= The Siren Song of Stephen Jay Gould =

One-act play by Benjamin Bettenbender

The Siren Song of Stephen Jay Gould is a one-act play by Benjamin Bettenbender. It was performed at the Cape Cod Theatre Project at the Falmouth Academy in Falmouth, Massachusetts, and included in the anthology The Best American Short Plays 2000–2001.

==Plot==
The play is a two-hander dark comedy featuring an unnamed man and an unnamed woman. The setting is on the bank of a river near a bridge stanchion. At the start of the play, the woman is seen walking along the bank of the river. She is about to throw an object into the river when the man falls on top of her from above. After expressing concern about the woman’s injured arm, the man confirms the woman’s suspicion that he leapt from the bridge in a suicide attempt. The woman questions the man about the reason for his suicide, confiding that she once swallowed a bottle of Ipecac (thinking it was poison) after the end of a romantic relationship. The man eventually confesses to having an intellectual crisis prompted by reading the work of evolutionary biologist Stephen Jay Gould, which the man sees as nihilistic and offering no meaning for human life. Upon further prompting, the man admits his feelings of sadness also stem from the memory of a romantic relationship ended five years prior.
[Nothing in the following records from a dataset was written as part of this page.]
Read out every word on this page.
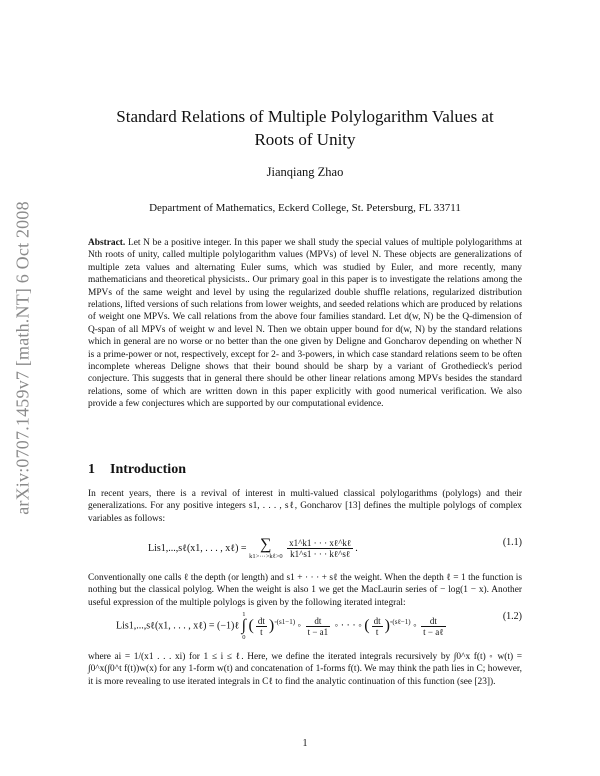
arXiv:0707.1459v7 [math.NT] 6 Oct 2008
Standard Relations of Multiple Polylogarithm Values at
Roots of Unity
Jianqiang Zhao
Department of Mathematics, Eckerd College, St. Petersburg, FL 33711
Abstract. Let N be a positive integer. In this paper we shall study the special values of multiple polylogarithms at Nth roots of unity, called multiple polylogarithm values (MPVs) of level N. These objects are generalizations of multiple zeta values and alternating Euler sums, which was studied by Euler, and more recently, many mathematicians and theoretical physicists.. Our primary goal in this paper is to investigate the relations among the MPVs of the same weight and level by using the regularized double shuffle relations, regularized distribution relations, lifted versions of such relations from lower weights, and seeded relations which are produced by relations of weight one MPVs. We call relations from the above four families standard. Let d(w, N) be the Q-dimension of Q-span of all MPVs of weight w and level N. Then we obtain upper bound for d(w, N) by the standard relations which in general are no worse or no better than the one given by Deligne and Goncharov depending on whether N is a prime-power or not, respectively, except for 2- and 3-powers, in which case standard relations seem to be often incomplete whereas Deligne shows that their bound should be sharp by a variant of Grothedieck's period conjecture. This suggests that in general there should be other linear relations among MPVs besides the standard relations, some of which are written down in this paper explicitly with good numerical verification. We also provide a few conjectures which are supported by our computational evidence.
1 Introduction
In recent years, there is a revival of interest in multi-valued classical polylogarithms (polylogs) and their generalizations. For any positive integers s1, . . . , sℓ, Goncharov [13] defines the multiple polylogs of complex variables as follows:
Lis1,...,sℓ(x1, . . . , xℓ) = ∑
k1>···>kℓ>0
$\frac{\text{x1\textasciicircum{}k1 · · · xℓ\textasciicircum{}kℓ}}{\text{k1\textasciicircum{}s1 · · · kℓ\textasciicircum{}sℓ}}$ .
(1.1)
Conventionally one calls ℓ the depth (or length) and s1 + · · · + sℓ the weight. When the depth ℓ = 1 the function is nothing but the classical polylog. When the weight is also 1 we get the MacLaurin series of − log(1 − x). Another useful expression of the multiple polylogs is given by the following iterated integral:
Lis1,...,sℓ(x1, . . . , xℓ) = (−1)ℓ
1
∫
0
( $\frac{dt}{t} )^{◦(s1-1)}$ ◦ $\frac{dt}{t - a1}$ ◦ · · · ◦ ( $\frac{dt}{t} )^{◦(s\ell-1)}$ ◦ $\frac{dt}{\text{t − aℓ}}$	(1.2)
where ai = 1/(x1 . . . xi) for 1 ≤ i ≤ ℓ. Here, we define the iterated integrals recursively by ∫0^x f(t) ◦ w(t) = ∫0^x(∫0^t f(t))w(x) for any 1-form w(t) and concatenation of 1-forms f(t). We may think the path lies in C; however, it is more revealing to use iterated integrals in Cℓ to find the analytic continuation of this function (see [23]).
1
Empathetic, the woman reveals that the object she was going to throw in the river was the box that contained her ex-fiancé's engagement ring. Since her arm is now injured, the man throws it for her. The play ends with the couple contemplating a joint trip to New York City, under the pretext of finding a bigger bridge to leap from.

==Reception==
Backstage.com considers the play to provide "mild comic relief", with a premise that is "offbeat and amusing", and "writing [that] is occasionally witty".